(Sequência do texto inicial de Caminhos percorridos na busca da verdade)
Aprendi a meditar por iniciativa própria, ou “autodidatismo”. Nunca simpatizei muito com este termo autodidata. Por um bom tempo cheirou muito a menosprezo. Como se aprender fosse só privilégio dado em um lugar institucionalizado, e não fosse algo completa e primordialmente parte da vida. Os animais aprendem, as plantas, buscam o sol, e o ser humano, com a intelectualidade que lhe é peculiar, não é diferente. Ah, a digressão...o recorte do patch work de uma reflexão... Falava em meditar...
Quando morava na praia fui comprando livros sobre meditação, e enchi duas prateleiras da minha estante de vime, em forma de arco. Fui me especializando, na teoria e tentando exercitá-la na prática. Meditar é como sair de uma hipnose mundana e ir despertando para dentro, até entender-se que não há fora e dentro. Mergulhei na fascinação do ato de meditar e seus efeitos sublimes de mergulho em mim mesma. Um mim mesma que eu desconhecia até, pasmem, os meus quase 40 anos! Meditei por uns 5 anos, em casa, de manhã cedinho, tipo 5 da manhã, quando podia me dar ao luxo de ficar só e ouvir o chiado do mar - morava bem na frente. Um adendo: meditar não é ficar pensando, como eu entendia antes de me informar nos livros sobre o assunto. Talvez muitos a entendam assim ainda. A grosso modo, fui aprendendo a ficar observando os pensamentos. Como se fosse um filme, onde eu era apenas um observador.
Passaram 5 anos, a vida mudou, me mudei para o centro da cidade, precisei me voltar às exigências do mundo. Soltei-me de uma relação doente. Não que fôssemos, eu e ele, doentes. Mas nossos propósitos e nossas escolhas começaram a se conflitar. Quando ignoramos nossos conflitos, nos imaginamos cair doentes. Talvez houvessem conflitos desde o início, 14 anos antes. Mas lá havia a urgência de sobreviver à solidão e à inconformidade com a vida. Imaturidade? Não creio. Estamos sempre aptos a dar uma guinada, quando a exaustão nos vence.

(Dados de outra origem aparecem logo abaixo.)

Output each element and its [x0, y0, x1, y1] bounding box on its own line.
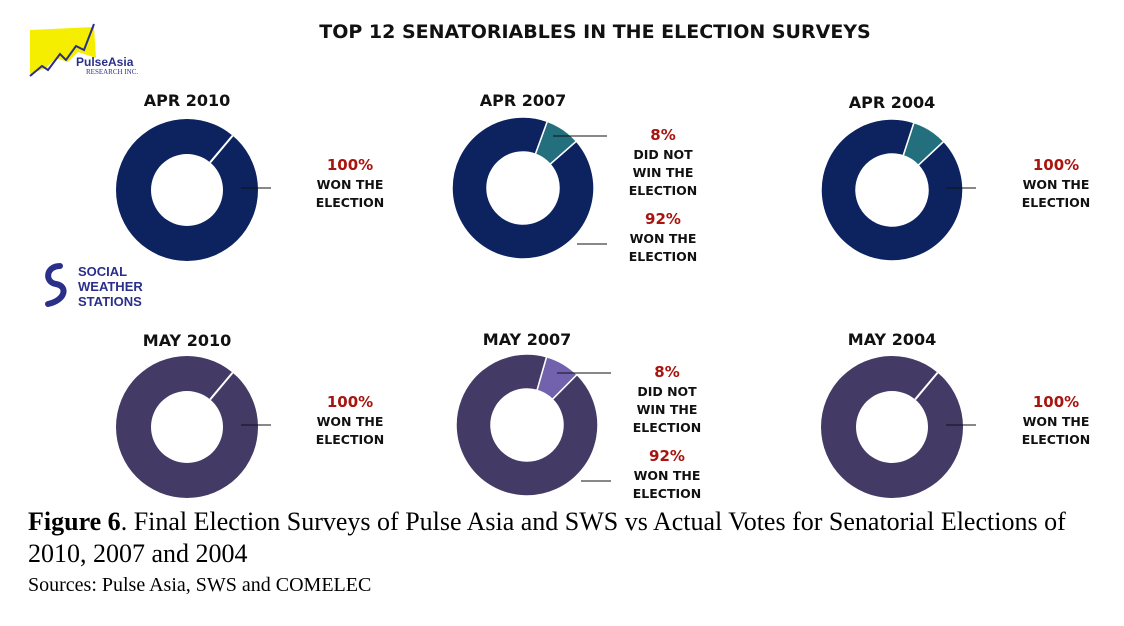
slice-label: WIN THE — [637, 402, 698, 417]
slice-divider — [209, 371, 234, 401]
slice-label: ELECTION — [1022, 195, 1090, 210]
donut-slice — [455, 353, 599, 497]
donut-title: MAY 2010 — [143, 331, 231, 350]
percent-label: 92% — [645, 210, 681, 228]
figure-label: Figure 6 — [28, 507, 121, 536]
donut-chart: MAY 2010 100% WON THE ELECTION — [115, 331, 384, 499]
caption-text: . Final Election Surveys of Pulse Asia a… — [28, 507, 1066, 568]
donut-chart: APR 2004 100% WON THE ELECTION — [820, 93, 1090, 262]
pulse-asia-logo: PulseAsia RESEARCH INC. — [29, 23, 138, 77]
donut-slice — [451, 116, 595, 260]
chart-title: TOP 12 SENATORIABLES IN THE ELECTION SUR… — [319, 21, 871, 43]
donut-chart: MAY 2004 100% WON THE ELECTION — [821, 330, 1090, 498]
slice-label: WON THE — [317, 177, 384, 192]
slice-label: ELECTION — [629, 249, 697, 264]
donut-slice — [820, 118, 964, 262]
donut-title: APR 2007 — [480, 91, 567, 110]
sws-logo: SOCIAL WEATHER STATIONS — [45, 263, 143, 309]
donut-slice — [115, 355, 258, 499]
percent-label: 8% — [650, 126, 675, 144]
slice-label: WIN THE — [633, 165, 694, 180]
slice-label: ELECTION — [629, 183, 697, 198]
slice-label: DID NOT — [633, 147, 693, 162]
donut-charts: APR 2010 100% WON THE ELECTION APR 2007 8% DID… — [115, 91, 1090, 501]
slice-label: ELECTION — [633, 486, 701, 501]
slice-label: ELECTION — [316, 195, 384, 210]
donut-chart: APR 2007 8% DID NOT WIN THE ELECTION 92% WON T… — [451, 91, 697, 264]
percent-label: 100% — [1033, 393, 1079, 411]
slice-label: ELECTION — [633, 420, 701, 435]
slice-label: WON THE — [317, 414, 384, 429]
slice-label: WON THE — [1023, 414, 1090, 429]
pulse-asia-logo-name: PulseAsia — [76, 55, 134, 69]
caption-sources: Sources: Pulse Asia, SWS and COMELEC — [28, 574, 372, 596]
slice-label: WON THE — [630, 231, 697, 246]
donut-slice — [115, 118, 258, 262]
sws-logo-line: WEATHER — [78, 279, 143, 294]
slice-divider — [209, 134, 234, 164]
sws-logo-mark — [45, 263, 67, 307]
percent-label: 100% — [327, 393, 373, 411]
slice-label: WON THE — [1023, 177, 1090, 192]
sws-logo-line: SOCIAL — [78, 264, 127, 279]
figure-caption: Figure 6. Final Election Surveys of Puls… — [28, 506, 1118, 598]
donut-title: APR 2010 — [144, 91, 231, 110]
donut-chart: APR 2010 100% WON THE ELECTION — [115, 91, 384, 262]
sws-logo-line: STATIONS — [78, 294, 142, 309]
pulse-asia-logo-sub: RESEARCH INC. — [86, 68, 138, 76]
donut-chart: MAY 2007 8% DID NOT WIN THE ELECTION 92% WON T… — [455, 330, 701, 501]
slice-label: ELECTION — [1022, 432, 1090, 447]
donut-title: MAY 2007 — [483, 330, 571, 349]
slice-divider — [914, 371, 939, 401]
pulse-asia-logo-line — [29, 23, 95, 77]
percent-label: 100% — [327, 156, 373, 174]
percent-label: 8% — [654, 363, 679, 381]
pulse-asia-logo-mark — [30, 27, 96, 74]
slice-label: DID NOT — [637, 384, 697, 399]
slice-label: ELECTION — [316, 432, 384, 447]
donut-title: APR 2004 — [849, 93, 936, 112]
percent-label: 92% — [649, 447, 685, 465]
donut-title: MAY 2004 — [848, 330, 936, 349]
caption-line: Figure 6. Final Election Surveys of Puls… — [28, 506, 1118, 570]
percent-label: 100% — [1033, 156, 1079, 174]
donut-slice — [821, 356, 963, 498]
slice-label: WON THE — [634, 468, 701, 483]
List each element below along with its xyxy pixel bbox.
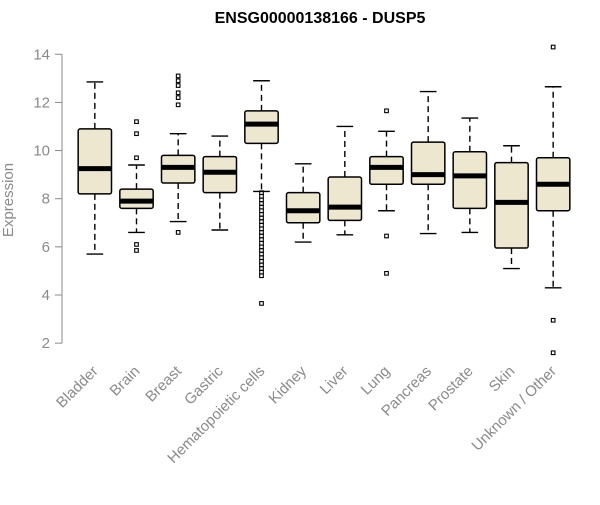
y-tick-label: 14 [33,46,50,63]
outlier-point [259,269,264,275]
x-tick-label-liver: Liver [317,363,352,398]
outlier-point [259,240,264,246]
box-kidney [285,191,321,224]
box-group-hematopoietic-cells [244,80,279,306]
y-tick-label: 8 [42,191,50,208]
outlier-point [259,226,264,232]
box-group-skin [494,145,529,270]
box-pancreas [410,141,446,186]
outlier-point [175,95,181,100]
outlier-point [175,102,181,108]
outlier-point [259,248,264,253]
y-tick-label: 6 [42,239,50,256]
boxes-group [77,44,571,356]
outlier-point [259,204,264,210]
outlier-point [259,273,264,279]
x-tick-label-bladder: Bladder [53,363,102,412]
outlier-point [550,350,556,356]
box-group-lung [369,108,404,276]
box-group-breast [160,73,196,235]
outlier-point [134,248,139,253]
box-group-unknown-other [535,44,571,356]
box-group-bladder [77,81,113,255]
outlier-point [134,155,139,161]
outlier-point [384,270,389,276]
y-axis-ticks: 2 4 6 8 10 12 14 [33,46,62,352]
outlier-point [550,44,556,50]
outlier-point [259,212,264,217]
x-tick-label-lung: Lung [358,363,394,399]
box-group-pancreas [410,90,446,235]
outlier-point [259,193,264,199]
box-hematopoietic-cells [244,110,279,145]
outlier-point [259,255,264,261]
outlier-point [259,190,264,196]
box-group-kidney [285,163,321,243]
box-lung [369,155,404,186]
box-skin [494,161,529,249]
outlier-point [175,230,181,235]
y-tick-label: 2 [42,335,50,352]
x-tick-label-breast: Breast [142,362,185,405]
x-tick-label-brain: Brain [107,363,144,400]
outlier-point [175,83,181,88]
outlier-point [550,317,556,323]
outlier-point [259,244,264,250]
outlier-point [259,258,264,264]
box-bladder [77,128,113,195]
y-tick-label: 12 [33,94,50,111]
outlier-point [134,242,139,247]
box-liver [327,176,363,222]
y-tick-label: 4 [42,287,50,304]
box-prostate [452,151,488,210]
outlier-point [134,131,139,137]
x-tick-label-skin: Skin [486,363,519,396]
x-tick-label-prostate: Prostate [425,363,477,415]
y-tick-label: 10 [33,143,50,160]
outlier-point [259,251,264,257]
outlier-point [259,301,264,306]
outlier-point [175,90,181,96]
x-tick-label-kidney: Kidney [266,362,311,407]
chart-title: ENSG00000138166 - DUSP5 [215,10,426,27]
outlier-point [259,197,264,203]
outlier-point [384,108,389,114]
outlier-point [259,222,264,228]
outlier-point [259,230,264,235]
outlier-point [259,262,264,268]
outlier-point [259,215,264,221]
box-group-liver [327,125,363,236]
box-group-prostate [452,117,488,234]
outlier-point [175,78,181,84]
outlier-point [259,237,264,242]
box-group-brain [119,119,154,253]
outlier-point [259,266,264,271]
y-axis-label: Expression [0,163,17,237]
outlier-point [134,119,139,125]
outlier-point [259,201,264,206]
outlier-point [259,233,264,239]
outlier-point [259,208,264,214]
outlier-point [384,233,389,239]
box-group-gastric [202,135,238,231]
outlier-point [175,73,181,79]
outlier-point [259,219,264,224]
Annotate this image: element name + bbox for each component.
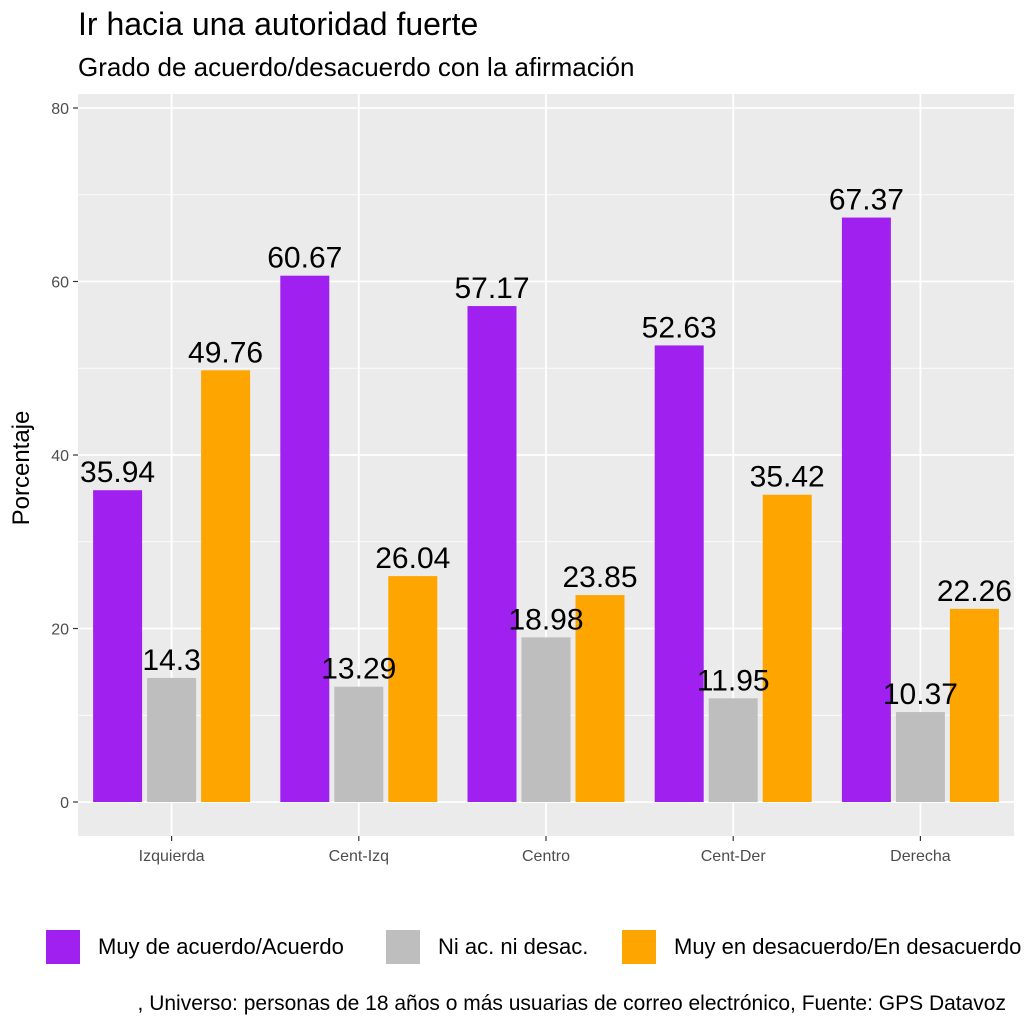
data-label: 26.04 — [375, 542, 450, 575]
data-label: 11.95 — [697, 664, 770, 697]
y-tick-label: 60 — [51, 275, 69, 292]
x-tick-label: Derecha — [890, 848, 951, 865]
data-label: 57.17 — [454, 272, 529, 305]
legend-swatch — [622, 930, 656, 964]
y-tick-label: 0 — [60, 795, 69, 812]
data-label: 67.37 — [829, 184, 904, 217]
chart-legend: Muy de acuerdo/Acuerdo Ni ac. ni desac. Mu… — [0, 930, 1024, 970]
bar — [895, 712, 945, 802]
data-label: 52.63 — [642, 311, 717, 344]
bar — [521, 637, 571, 802]
bar — [147, 677, 197, 802]
legend-label: Muy en desacuerdo/En desacuerdo — [674, 934, 1022, 959]
legend-label: Muy de acuerdo/Acuerdo — [98, 934, 344, 959]
chart-subtitle: Grado de acuerdo/desacuerdo con la afirm… — [78, 52, 635, 82]
data-label: 35.42 — [750, 461, 825, 494]
bar — [280, 275, 330, 802]
y-tick-label: 20 — [51, 622, 69, 639]
y-tick-label: 40 — [51, 448, 69, 465]
bar — [654, 345, 704, 802]
data-label: 22.26 — [937, 575, 1012, 608]
bar — [201, 370, 251, 802]
legend-item: Muy de acuerdo/Acuerdo — [46, 930, 344, 964]
chart-title: Ir hacia una autoridad fuerte — [78, 6, 479, 42]
caption-text: , Universo: personas de 18 años o más us… — [137, 992, 1006, 1015]
bar — [334, 686, 384, 802]
bar — [841, 217, 891, 802]
x-tick-label: Cent-Izq — [329, 848, 389, 865]
legend-item: Muy en desacuerdo/En desacuerdo — [622, 930, 1021, 964]
bar — [708, 698, 758, 802]
data-label: 60.67 — [267, 242, 342, 275]
chart-caption: , Universo: personas de 18 años o más us… — [0, 992, 1024, 1016]
bar — [949, 608, 999, 802]
x-tick-label: Centro — [522, 848, 570, 865]
data-label: 13.29 — [321, 653, 396, 686]
bar — [467, 306, 517, 802]
data-label: 18.98 — [508, 603, 583, 636]
x-tick-label: Cent-Der — [701, 848, 767, 865]
bar — [575, 595, 625, 802]
data-label: 49.76 — [188, 336, 263, 369]
x-tick-label: Izquierda — [139, 848, 205, 865]
data-label: 14.3 — [142, 644, 200, 677]
y-tick-label: 80 — [51, 101, 69, 118]
legend-swatch — [386, 930, 420, 964]
bar-chart: 0 20 40 60 80 Izquierda Cent-Izq Centro Cent-Der… — [51, 94, 1014, 865]
bar — [388, 576, 438, 802]
bar — [93, 490, 143, 802]
data-label: 10.37 — [883, 678, 958, 711]
data-label: 23.85 — [562, 561, 637, 594]
legend-item: Ni ac. ni desac. — [386, 930, 588, 964]
bar — [762, 494, 812, 802]
legend-swatch — [46, 930, 80, 964]
data-label: 35.94 — [80, 456, 155, 489]
legend-label: Ni ac. ni desac. — [438, 934, 589, 959]
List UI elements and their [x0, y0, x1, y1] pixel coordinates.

Não encontrei mais tempo, lugar ou oportunidade de dar sequência ao ato de meditar. Falta de interesse? Talvez. Mas , claro, por força ainda de conflitos de interesses, onde sempre a urgência nos empurra fora do insuportável, sem exigir muita análise intelectual. Imagino que sempre há algo oculto nas nossas transformações, e que estas não ocorrem no absoluto acaso. Uma das causas de interromper meu meditar (pois de fato nunca abandonei por completo) pode ter como alicerce meus medos. Principalmente medo de me dissociar mais ainda, no ato de sair de mim, e mergulhar na esquizofrenia dos altos e baixos da emoção. Entendi, com a passagem dos anos, que meditar não é sair de si, mas mergulhar profundamente no si mesmo que cada um se percebe. Dá medo? Dá! Estas percepções sutis nos unem no oceano do espírito, que é um só, e o medo de diluirmos nossa identidade nos joga muitas vezes na procrastinação. Mas também aprendi com a vida que a identidade é o próprio espírito do humano. Espírito é inviolável, eternamente vida, não importa a força das marés.
Esta coisa de sair fora de si mesma e ficar observando me acompanha desde criança. E a princípio não me trazia medos à tona. As coisas ficavam bizarras, às vezes, cômicas, incongruentes. Um par abraçado, se movendo ao som de uma música, numa festinha, me era esdrúxulo, beirando o ridículo. Talvez dançar não coubesse na minha realidade de adolescente aprisionada por um pai extremamente severo. Era fora do meu contexto. Mas esta visão esdrúxula me parecia ser algo muito meu, e não efeito de uma condução moral. Me parecia muito mais uma sensação de absurdo, que só eu percebia. Pior ainda, é que me parecia fora da percepção e do contexto dos outros.
Eu parecia a única a perceber que todos representavam personagens, crendo-se eles que absolutamente ninguém percebia esta representação. Era como se eu quisesse gritar : Gente! Parem com esta palhaçada, eu sei de tudo, e não quero participar desta baboseira toda! A vida me parecia uma grande encenação. E às vezes ainda me parece, mas hoje lido melhor com isto. Aprendi a ter piedade, por mim, e pelo mundo. Quando descobrimos o poder da misericórdia, começamos a entrar em paz conosco mesmos.